Removing ptr and adding ref (#1344)

  • DS: Confusion of what pointer means in WGSL. Also confusion of ‘var’. Want to use ‘ref’ instead of ptr. Idea: use ‘ref’ instead of ‘var’. Some opposition due to inconsistency.
  • MM: Thought this was in addition to var and const. There’s now a third one. Thought you said “ref” was an operator on an l-value to produce reference to
  • MM: Does that make all function params pass by values
  • DN: No, it’s ptrs changed to type.
  • DN: A variable is a pointer to storage. So, a variable is actually a pointer to its base.
  • DM: This isn’t obvious
  • DN: I know.
  • DM: That’s what SPIR-V does, that isn't’ what WGSL says
  • DN: No, WGSL says a var is a ref to storage
  • DM: But you use it as a var like any other programming languages
  • DN: We haven’t written down those rules yet. We get to write down the rules. This is a model where there is no consistent (missed).
  • DM: At call site you don’t know if it’s ref or value?
  • DN: Function signature tells you
  • DM: Right, at call site you don’t know
  • DN: At call site you have the function prototype already and the prototype tells you where to go
  • DM: This is the problem of c++ refs. You don’t know at the call site what it’s going to do even though you can look up the function. Disappoints me we have const, var, ref and ptr in future and why do we need 4 things when we can get by with const and ptr which replaces everything else.
  • DN: That was the original proposal. Maybe we’re coming too early as we don’t have enough spec written out. Tried to avoid no address-of and no conversion to l-value. End up with a name which is the value or pointer to the value.
  • JG: Thought, don't’ know if it should be a goal to not have address-of. If you want a pointer to the variable use &var and you get a pointer and that’s the type that comes out. It’s obvious what you’re doing and it’s obvious it’s different. Can then take full advantage of type inference and you take the pointer to it and you don’t type ptr. Also a thing that at least in our style guide is to desire passing by ptr if you expect to get it back. The reason is so you know at the call site it’s different then passing by ref or copy.
  • MM: This proposal params to functions would take ref keyword or not, would those instead take const or var?
  • DN: It’s always const. We agreed before it’s a const value. You don't say const
  • MM: So nothing or ref and nothing means const.
  • DN: Yes.
  • MM: Familiarity argument in favor of leaving how it is because c++. Our rules match c++ refs and that’s valuable.
  • DM: Our rules? We don’t have refs now?
  • MM: What we call ptr holds the same rules as c++ refs
  • JG: Thing I don’t love is it implicitly coerced to a ptr from a var. Would be nice if it was an explicit conversion op
  • MM: Not for refs
  • JG: True, but don’t like that.
  • MM: Familiarity is an argument as we match c++ refs.
  • DN: Hearing that address-of is advantageous for readability.
  • GR: One of the things I hate most about c++. Where do we land on having something else also called ptr and how our approach impacts?
  • JG: Still exploring
  • GR: Crucial in our decision. Follow familiarity but not c++
  • MM: In a world of ptr -> ptr, it’s ref -> ref. It collapses down. All predicated on can’t ref + 4. In that world, all refs collapse down as in c++.
  • GR: Would refrain from saying never.
  • JG: Good point to hit pause.
  • MM: Would be interested in that world
  • GR: No details, just saying never is a dangerous world
  • JG: There are some vulkan extensions for variable pointers where you have a pointer into something bounded by the size of the storage buffer.

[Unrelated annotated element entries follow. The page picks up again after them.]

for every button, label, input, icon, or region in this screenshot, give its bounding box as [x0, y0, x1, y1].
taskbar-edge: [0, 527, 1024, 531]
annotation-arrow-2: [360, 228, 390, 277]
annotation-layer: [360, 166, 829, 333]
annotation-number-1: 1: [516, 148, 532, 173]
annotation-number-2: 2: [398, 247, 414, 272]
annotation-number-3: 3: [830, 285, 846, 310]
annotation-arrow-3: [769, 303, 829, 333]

arrayLength should operate on pointer-to-runtime-sized-array instead of runtime-array (#1329)

  • arrayLength acts on pointer-to-runtime-sized-array (#1330)

On Deck

Proposal to enhance defining input/output variables. (#1155)

Support compile-time-constants (constexpr) (#1272)


📆 Next Meeting Agenda

  • Meet 2021-01-26
  • #1315
  • Unresolved timeboxed bits from above.